In last week’s episode of The Habit Weekly, we discussed canards, quacks, charlatans, hoaxes, and the question of how one might half-sell a duck. A reader named David Ferrell suggested that if you half-buy a duck, you should try to buy the bottom half, so you could get some eggs out of the deal. This made me think of the old story of the boy whose mother insisted that he share the sled evenly with his little brother; so he took the sled for the downhill part and let his little brother take it for the uphill part.

One hoax-related word I didn’t mention last week was hocus pocus, the word from which hoax apparently derives. It has long been suggested that hocus pocus is a corruption or parody of the words of institution from the Latin Mass: hoc est corpus meum, “this is my body.” The Oxford English Dictionary (OED) casts doubt on this etymology, though it doesn’t really offer an alternative except to say that it was a sham-Latin formula uttered by conjurers and jugglers.

That word juggler has a pretty interesting history. In its earliest English uses, it meant “clown” or “jester.” In the OED, Definition 1 of juggler is “one who entertains or amuses people by stories, songs, buffoonery, tricks, etc.” The word ultimately goes back to the Latin ioculari, “to joke or jest.” Think of the word jocular, and you can see the connection between juggler and joker. The word buffoon, by the way, follows a similar path from the Italian buffo/buffa, “comical,” to buffoon, “stage comic.” 

But from very early on, the idea of jugglery was associated with magic and even witchcraft. Here’s the OED’s Definition 2 of juggler: “One who works marvels by the aid of magic or witchcraft, a magician, wizard, sorcerer (obsolete); one who plays tricks by sleight of hand; a performer of legerdemain; a conjurer.”

These days we use the words juggle and juggler in a much more neutral sense, referring to manual dexterity and/or the ability to manage multiple things at once—to keep several balls in the air, so to speak. But earlier than a century or two ago, to juggle was either to perform the dark arts or, more likely, to pretend to practice the dark arts or otherwise to deceive by way of sleight of hand. I did a quick search of juggling-related words in the complete works of Shakespeare, and they were all pejorative in their use. Here are three examples:

Is’t possible the spells of France should juggle
Men into such strange mysteries?
                                               Henry the Eighth, I.iii

They say this town is full of cozenage,
As nimble jugglers that deceive the eye,
Dark-working sorcerers that change the mind,
Soul-killing witches that deform the body,
Disguised cheaters, prating mountebanks,
And many such-like liberties of sin.
                                   The Comedy of Errors, I.ii 

And be these juggling fiends no more believ’d,
That palter with us in a double sense;
That keep the word of promise to our ear,
And break it to our hope!

                                                         Macbeth V.viii

The word conjurer has already come up a couple of times.

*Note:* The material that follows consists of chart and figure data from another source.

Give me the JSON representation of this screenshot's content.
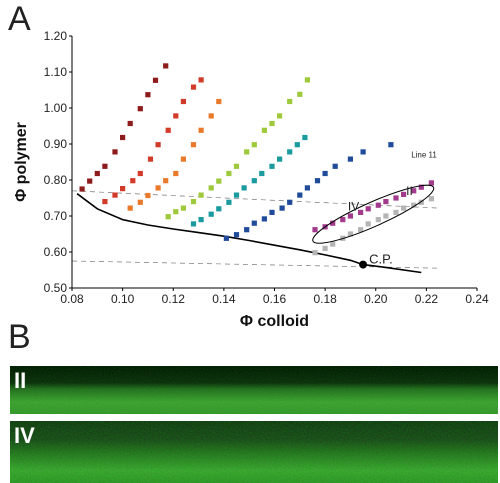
{
  "panels": {
    "a_label": "A",
    "b_label": "B"
  },
  "chart_data": {
    "type": "scatter",
    "xlabel": "Φ colloid",
    "ylabel": "Φ polymer",
    "xlim": [
      0.08,
      0.24
    ],
    "ylim": [
      0.5,
      1.2
    ],
    "xticks": [
      "0.08",
      "0.10",
      "0.12",
      "0.14",
      "0.16",
      "0.18",
      "0.20",
      "0.22",
      "0.24"
    ],
    "yticks": [
      "0.50",
      "0.60",
      "0.70",
      "0.80",
      "0.90",
      "1.00",
      "1.10",
      "1.20"
    ],
    "annotations": {
      "line_label": "Line 11",
      "region_ii": "II",
      "region_iv": "IV",
      "critical_point": "C.P."
    },
    "critical_point": [
      0.195,
      0.565
    ],
    "binodal": [
      [
        0.082,
        0.762
      ],
      [
        0.09,
        0.72
      ],
      [
        0.1,
        0.69
      ],
      [
        0.11,
        0.675
      ],
      [
        0.12,
        0.664
      ],
      [
        0.13,
        0.654
      ],
      [
        0.14,
        0.644
      ],
      [
        0.15,
        0.632
      ],
      [
        0.16,
        0.619
      ],
      [
        0.17,
        0.606
      ],
      [
        0.18,
        0.592
      ],
      [
        0.19,
        0.577
      ],
      [
        0.195,
        0.565
      ],
      [
        0.205,
        0.556
      ],
      [
        0.218,
        0.543
      ]
    ],
    "tielines": [
      [
        [
          0.08,
          0.77
        ],
        [
          0.225,
          0.722
        ]
      ],
      [
        [
          0.08,
          0.575
        ],
        [
          0.225,
          0.555
        ]
      ]
    ],
    "series": [
      {
        "color": "#8e1b1b",
        "points": [
          [
            0.084,
            0.775
          ],
          [
            0.087,
            0.797
          ],
          [
            0.09,
            0.818
          ],
          [
            0.093,
            0.838
          ],
          [
            0.097,
            0.878
          ],
          [
            0.1,
            0.918
          ],
          [
            0.103,
            0.957
          ],
          [
            0.107,
            0.998
          ],
          [
            0.11,
            1.037
          ],
          [
            0.113,
            1.077
          ],
          [
            0.117,
            1.117
          ]
        ]
      },
      {
        "color": "#d23a2a",
        "points": [
          [
            0.093,
            0.74
          ],
          [
            0.097,
            0.758
          ],
          [
            0.1,
            0.776
          ],
          [
            0.104,
            0.798
          ],
          [
            0.107,
            0.818
          ],
          [
            0.111,
            0.858
          ],
          [
            0.114,
            0.898
          ],
          [
            0.118,
            0.938
          ],
          [
            0.121,
            0.978
          ],
          [
            0.124,
            1.018
          ],
          [
            0.128,
            1.058
          ],
          [
            0.131,
            1.078
          ]
        ]
      },
      {
        "color": "#e97a2b",
        "points": [
          [
            0.103,
            0.722
          ],
          [
            0.107,
            0.738
          ],
          [
            0.11,
            0.757
          ],
          [
            0.114,
            0.778
          ],
          [
            0.117,
            0.798
          ],
          [
            0.121,
            0.818
          ],
          [
            0.124,
            0.858
          ],
          [
            0.128,
            0.898
          ],
          [
            0.131,
            0.938
          ],
          [
            0.135,
            0.978
          ],
          [
            0.138,
            1.018
          ]
        ]
      },
      {
        "color": "#9dc93a",
        "points": [
          [
            0.118,
            0.698
          ],
          [
            0.121,
            0.712
          ],
          [
            0.124,
            0.722
          ],
          [
            0.128,
            0.74
          ],
          [
            0.131,
            0.758
          ],
          [
            0.135,
            0.778
          ],
          [
            0.138,
            0.797
          ],
          [
            0.142,
            0.818
          ],
          [
            0.145,
            0.838
          ],
          [
            0.149,
            0.878
          ],
          [
            0.152,
            0.898
          ],
          [
            0.156,
            0.938
          ],
          [
            0.159,
            0.957
          ],
          [
            0.162,
            0.978
          ],
          [
            0.166,
            1.018
          ],
          [
            0.17,
            1.038
          ],
          [
            0.173,
            1.078
          ]
        ]
      },
      {
        "color": "#1a9ba0",
        "points": [
          [
            0.128,
            0.678
          ],
          [
            0.131,
            0.69
          ],
          [
            0.135,
            0.705
          ],
          [
            0.138,
            0.72
          ],
          [
            0.142,
            0.738
          ],
          [
            0.145,
            0.758
          ],
          [
            0.148,
            0.778
          ],
          [
            0.152,
            0.798
          ],
          [
            0.155,
            0.818
          ],
          [
            0.159,
            0.838
          ],
          [
            0.162,
            0.858
          ],
          [
            0.166,
            0.878
          ],
          [
            0.169,
            0.898
          ],
          [
            0.172,
            0.918
          ]
        ]
      },
      {
        "color": "#1f4b9a",
        "points": [
          [
            0.141,
            0.638
          ],
          [
            0.145,
            0.648
          ],
          [
            0.149,
            0.662
          ],
          [
            0.152,
            0.68
          ],
          [
            0.156,
            0.692
          ],
          [
            0.159,
            0.71
          ],
          [
            0.163,
            0.722
          ],
          [
            0.166,
            0.738
          ],
          [
            0.17,
            0.758
          ],
          [
            0.173,
            0.778
          ],
          [
            0.177,
            0.798
          ],
          [
            0.18,
            0.818
          ],
          [
            0.184,
            0.838
          ],
          [
            0.19,
            0.858
          ],
          [
            0.195,
            0.878
          ],
          [
            0.206,
            0.898
          ]
        ]
      },
      {
        "color": "#a23a8e",
        "points": [
          [
            0.176,
            0.662
          ],
          [
            0.18,
            0.67
          ],
          [
            0.183,
            0.68
          ],
          [
            0.187,
            0.69
          ],
          [
            0.19,
            0.7
          ],
          [
            0.194,
            0.71
          ],
          [
            0.197,
            0.72
          ],
          [
            0.201,
            0.73
          ],
          [
            0.204,
            0.74
          ],
          [
            0.208,
            0.75
          ],
          [
            0.211,
            0.76
          ],
          [
            0.215,
            0.77
          ],
          [
            0.218,
            0.78
          ],
          [
            0.222,
            0.792
          ]
        ]
      },
      {
        "color": "#b5b5b5",
        "points": [
          [
            0.176,
            0.598
          ],
          [
            0.18,
            0.61
          ],
          [
            0.183,
            0.622
          ],
          [
            0.187,
            0.638
          ],
          [
            0.19,
            0.65
          ],
          [
            0.194,
            0.662
          ],
          [
            0.197,
            0.678
          ],
          [
            0.201,
            0.69
          ],
          [
            0.204,
            0.7
          ],
          [
            0.208,
            0.71
          ],
          [
            0.211,
            0.722
          ],
          [
            0.215,
            0.73
          ],
          [
            0.218,
            0.738
          ],
          [
            0.222,
            0.748
          ]
        ]
      }
    ]
  },
  "micrographs": [
    {
      "label": "II"
    },
    {
      "label": "IV"
    }
  ]
}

I was a little surprised at the dark origins of this word, which these days usually refers to a stage magician, a practitioner of sleight of hand. Conjurer goes back to the Latin con (with, together) + iure (oath, law). That root iure gives us various legal words like jury, jurist, perjury, and jurisdictionConjuration, a word we don’t use anymore, meant conspiracy: the idea is that conspirators swear an oath to one another, enter into a league. From conjuration came conjurer, one who conspired with, was in league with dark spirits. It wasn’t too many centuries before conjuring came to mean simply performing tricks that gave the impression that one might have magical powers.

The idea of prestidigitation, on the other hand, was never about summoning dark powers. A prestidigitator is just one with quick fingers: presto (Italian for “quick,” ultimately from the Latin praestus, “ready”) + digitus (Latin for “finger”). 

One way or another, the words prestige and prestigious are related to prestidigitation. Until the nineteenth century, a prestigious person was a tricky person, a juggler. I was hoping prestigious would turn out to be a corrupted version of prestidigitation, but according to etymonline.com it’s not that direct, and may have more to do with the blindfold used by a stage entertainer(?). Here’s part of that entry:

from Latin praestigious “full of tricks,” from praestigiae “juggler’s tricks,” probably altered by dissimilation from praestrigiae, from praestringere “to blind, blindfold, dazzle,” from prae “before” (see pre-) + stringere “to tie or bind”

By the nineteenth century, prestige was being used to refer to “an illusion as to one’s personal merit or importance, a flattering illusion” (that’s etymonline.com again). Eventually, through the linguistic process known as amelioration, we have come to use the word prestige in a considerably more positive light. Prestige often turns out to be illusory, of course, but it is not illusory by definition.